I’m not sure how to write my way out of the end of this post, and I guess that’s where the TBD comes in. The poems will still be there hidden in my body, I will still be capable of creation regardless of which body parts I may or may not possess after surgery, and while something will be lost, I am expectant that out of that loss, something else will be born, some new metaphor for creation that I’ll only be able to hold onto if I’m capable of letting go.
A return to normal?
Twenty-three days still to go till I have my uterine surgery and I’m beyond ready for it be April.
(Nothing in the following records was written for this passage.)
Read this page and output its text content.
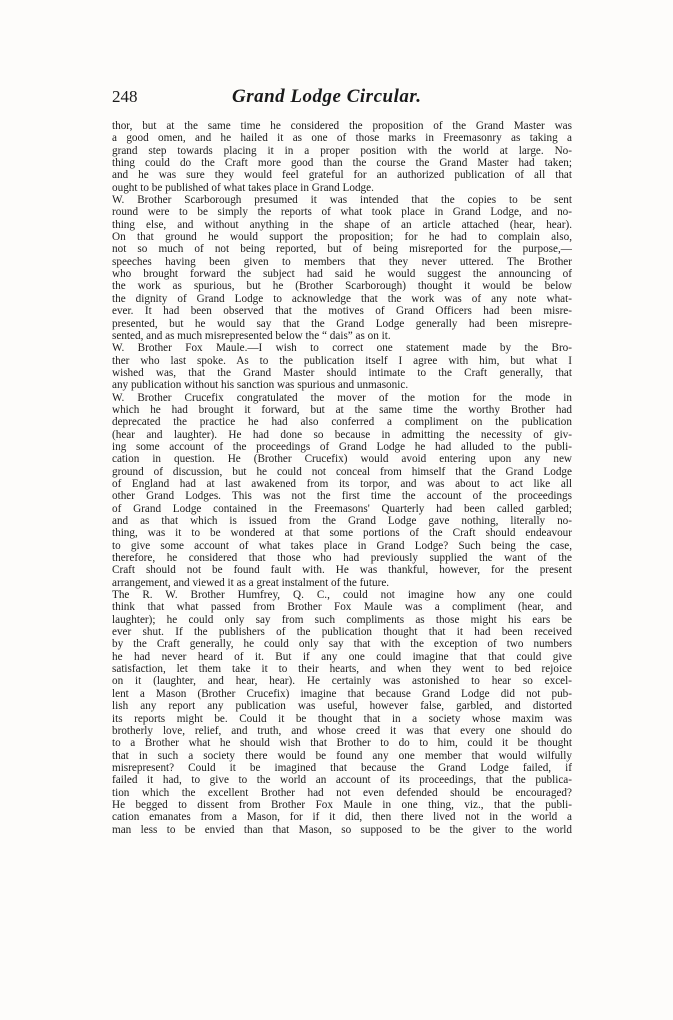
248	Grand Lodge Circular.
thor, but at the same time he considered the proposition of the Grand Master was
a good omen, and he hailed it as one of those marks in Freemasonry as taking a
grand step towards placing it in a proper position with the world at large. No-
thing could do the Craft more good than the course the Grand Master had taken;
and he was sure they would feel grateful for an authorized publication of all that
ought to be published of what takes place in Grand Lodge.
W. Brother Scarborough presumed it was intended that the copies to be sent
round were to be simply the reports of what took place in Grand Lodge, and no-
thing else, and without anything in the shape of an article attached (hear, hear).
On that ground he would support the proposition; for he had to complain also,
not so much of not being reported, but of being misreported for the purpose,—
speeches having been given to members that they never uttered. The Brother
who brought forward the subject had said he would suggest the announcing of
the work as spurious, but he (Brother Scarborough) thought it would be below
the dignity of Grand Lodge to acknowledge that the work was of any note what-
ever. It had been observed that the motives of Grand Officers had been misre-
presented, but he would say that the Grand Lodge generally had been misrepre-
sented, and as much misrepresented below the “ dais” as on it.
W. Brother Fox Maule.—I wish to correct one statement made by the Bro-
ther who last spoke. As to the publication itself I agree with him, but what I
wished was, that the Grand Master should intimate to the Craft generally, that
any publication without his sanction was spurious and unmasonic.
W. Brother Crucefix congratulated the mover of the motion for the mode in
which he had brought it forward, but at the same time the worthy Brother had
deprecated the practice he had also conferred a compliment on the publication
(hear and laughter). He had done so because in admitting the necessity of giv-
ing some account of the proceedings of Grand Lodge he had alluded to the publi-
cation in question. He (Brother Crucefix) would avoid entering upon any new
ground of discussion, but he could not conceal from himself that the Grand Lodge
of England had at last awakened from its torpor, and was about to act like all
other Grand Lodges. This was not the first time the account of the proceedings
of Grand Lodge contained in the Freemasons' Quarterly had been called garbled;
and as that which is issued from the Grand Lodge gave nothing, literally no-
thing, was it to be wondered at that some portions of the Craft should endeavour
to give some account of what takes place in Grand Lodge? Such being the case,
therefore, he considered that those who had previously supplied the want of the
Craft should not be found fault with. He was thankful, however, for the present
arrangement, and viewed it as a great instalment of the future.
The R. W. Brother Humfrey, Q. C., could not imagine how any one could
think that what passed from Brother Fox Maule was a compliment (hear, and
laughter); he could only say from such compliments as those might his ears be
ever shut. If the publishers of the publication thought that it had been received
by the Craft generally, he could only say that with the exception of two numbers
he had never heard of it. But if any one could imagine that that could give
satisfaction, let them take it to their hearts, and when they went to bed rejoice
on it (laughter, and hear, hear). He certainly was astonished to hear so excel-
lent a Mason (Brother Crucefix) imagine that because Grand Lodge did not pub-
lish any report any publication was useful, however false, garbled, and distorted
its reports might be. Could it be thought that in a society whose maxim was
brotherly love, relief, and truth, and whose creed it was that every one should do
to a Brother what he should wish that Brother to do to him, could it be thought
that in such a society there would be found any one member that would wilfully
misrepresent? Could it be imagined that because the Grand Lodge failed, if
failed it had, to give to the world an account of its proceedings, that the publica-
tion which the excellent Brother had not even defended should be encouraged?
He begged to dissent from Brother Fox Maule in one thing, viz., that the publi-
cation emanates from a Mason, for if it did, then there lived not in the world a
man less to be envied than that Mason, so supposed to be the giver to the world
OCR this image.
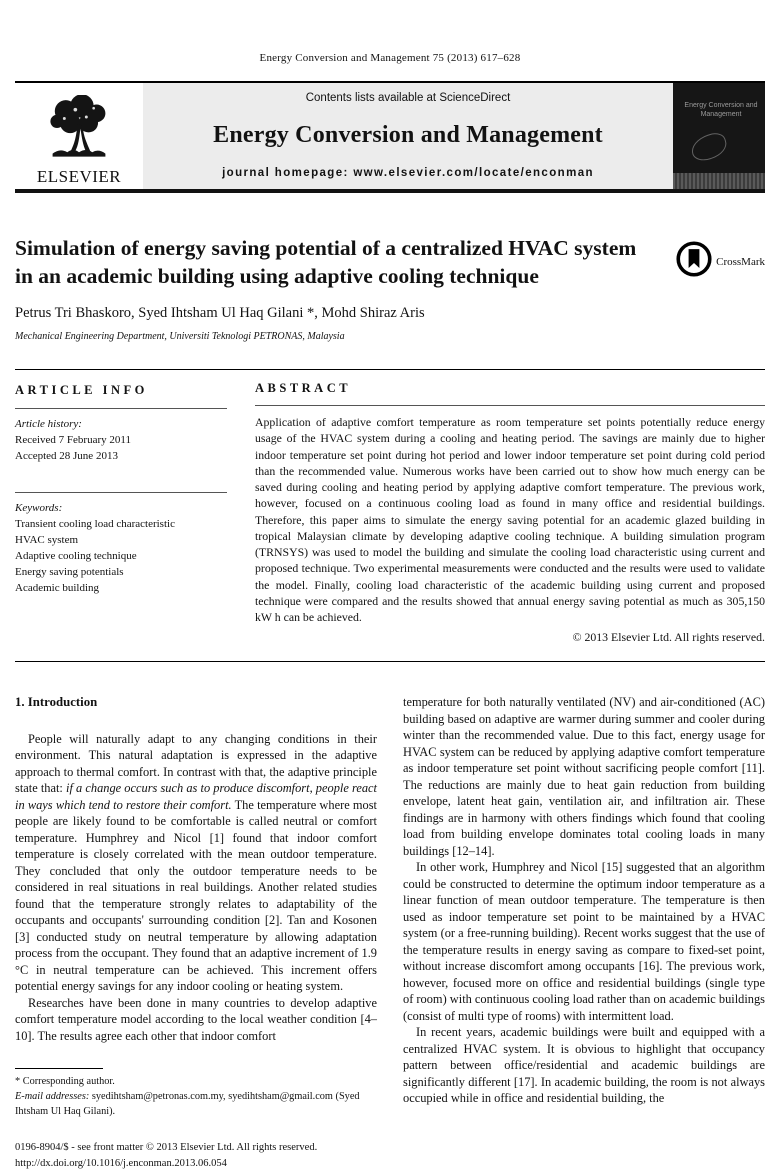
Energy Conversion and Management 75 (2013) 617–628
ELSEVIER
Contents lists available at ScienceDirect
Energy Conversion and Management
journal homepage: www.elsevier.com/locate/enconman
Energy Conversion and Management
Simulation of energy saving potential of a centralized HVAC system in an academic building using adaptive cooling technique
CrossMark
Petrus Tri Bhaskoro, Syed Ihtsham Ul Haq Gilani *, Mohd Shiraz Aris
Mechanical Engineering Department, Universiti Teknologi PETRONAS, Malaysia
ARTICLE INFO
Article history:
Received 7 February 2011
Accepted 28 June 2013
Keywords:
Transient cooling load characteristic
HVAC system
Adaptive cooling technique
Energy saving potentials
Academic building
ABSTRACT
Application of adaptive comfort temperature as room temperature set points potentially reduce energy usage of the HVAC system during a cooling and heating period. The savings are mainly due to higher indoor temperature set point during hot period and lower indoor temperature set point during cold period than the recommended value. Numerous works have been carried out to show how much energy can be saved during cooling and heating period by applying adaptive comfort temperature. The previous work, however, focused on a continuous cooling load as found in many office and residential buildings. Therefore, this paper aims to simulate the energy saving potential for an academic glazed building in tropical Malaysian climate by developing adaptive cooling technique. A building simulation program (TRNSYS) was used to model the building and simulate the cooling load characteristic using current and proposed technique. Two experimental measurements were conducted and the results were used to validate the model. Finally, cooling load characteristic of the academic building using current and proposed technique were compared and the results showed that annual energy saving potential as much as 305,150 kW h can be achieved.
© 2013 Elsevier Ltd. All rights reserved.
1. Introduction

People will naturally adapt to any changing conditions in their environment. This natural adaptation is expressed in the adaptive approach to thermal comfort. In contrast with that, the adaptive principle state that: if a change occurs such as to produce discomfort, people react in ways which tend to restore their comfort. The temperature where most people are likely found to be comfortable is called neutral or comfort temperature. Humphrey and Nicol [1] found that indoor comfort temperature is closely correlated with the mean outdoor temperature. They concluded that only the outdoor temperature needs to be considered in real situations in real buildings. Another related studies found that the temperature strongly relates to adaptability of the occupants and occupants' surrounding condition [2]. Tan and Kosonen [3] conducted study on neutral temperature by allowing adaptation process from the occupant. They found that an adaptive increment of 1.9 °C in neutral temperature can be achieved. This increment offers potential energy savings for any indoor cooling or heating system.

Researches have been done in many countries to develop adaptive comfort temperature model according to the local weather condition [4–10]. The results agree each other that indoor comfort

* Corresponding author.
E-mail addresses: syedihtsham@petronas.com.my, syedihtsham@gmail.com (Syed Ihtsham Ul Haq Gilani).
0196-8904/$ - see front matter © 2013 Elsevier Ltd. All rights reserved.
http://dx.doi.org/10.1016/j.enconman.2013.06.054

temperature for both naturally ventilated (NV) and air-conditioned (AC) building based on adaptive are warmer during summer and cooler during winter than the recommended value. Due to this fact, energy usage for HVAC system can be reduced by applying adaptive comfort temperature as indoor temperature set point without sacrificing people comfort [11]. The reductions are mainly due to heat gain reduction from building envelope, latent heat gain, ventilation air, and infiltration air. These findings are in harmony with others findings which found that cooling load from building envelope dominates total cooling loads in many buildings [12–14].

In other work, Humphrey and Nicol [15] suggested that an algorithm could be constructed to determine the optimum indoor temperature as a linear function of mean outdoor temperature. The temperature is then used as indoor temperature set point to be maintained by a HVAC system (or a free-running building). Recent works suggest that the use of the temperature results in energy saving as compare to fixed-set point, without increase discomfort among occupants [16]. The previous work, however, focused more on office and residential buildings (single type of room) with continuous cooling load rather than on academic buildings (consist of multi type of rooms) with intermittent load.

In recent years, academic buildings were built and equipped with a centralized HVAC system. It is obvious to highlight that occupancy pattern between office/residential and academic buildings are significantly different [17]. In academic building, the room is not always occupied while in office and residential building, the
I’m ready to have my wound be healed up, I’m ready to not look pregnant any more, I’m ready to be exercising again and working toward my weight loss goals, I’m ready to not be worrying about where I sit for 10 days of every month and having to cancel engagements at the last minute cause I’m woozy from menorraghia, and I’m definitely ready to buy new sheets and have my only worry be that they’ll become ink-stained because I insist on writing long-hand in bed. I’m also ready to have my brain back. Currently it’s abuzz not only with my usual to-do lists for work, but also “write down French Press instructions for Mom” and “schedule someone to help with laundry and making the bed” and “make an e-mail blast list for people who’ll want to know how surgery went.” I’m also ready to be rid of the low-grade anxiety that starts my heart racing at the oddest of times, like when I’m trying to enjoy an episode of Bones and one of the characters whips out a scalpel.
In other words, I’m ready for life to return to normal. I keep cautioning myself, however, that I won’t actually feel normal, or more precisely, that, for me, normal doesn’t mean asymptomatic. I’ll have lighter periods if all goes well (and maybe no periods at all if the only option once I’m on the table is a hysterectomy), I’ll be slimmer, and I won’t be chronically exhausted. But I’ll still have trouble breathing on warm moist days, I’ll still occasionally have trouble not breathing heavily while walking uphill no matter how diligently I’m working out, and I’ll still occasionally get dizzy on those days when both my allergies and my asthma are conspiring a to keep my intake of oxygen to a minimum.
I wish I could say I am ready to just accept my battered body the way is, but I’m still struggling with that one. Even before the fibroids became an issue, I found myself frustrated and angry whenever I had an asthma attack. Sure I knew I was incredibly blessed to still even be breathing and above-ground. Sure I knew that an exacerbation of my lung issues were par for the course during pollen-heavy or humid times of the year. But still, I’d convince myself, on the long stretches of days that I felt great that I was finally well. That the next time I went back to the doctor, she was going to tell me to ditch my inhalers and stop taking the laundry list of medications that is usually way too long to fit on the “what medications do you take” part of any medical intake form.
I wish I could tell you that after the surgery, I’m going to return to living with grace. And maybe some days—hopefully most of them—I will. And as for the other ones, I’ll just keep limping through them till grace kicks in again… as it always does.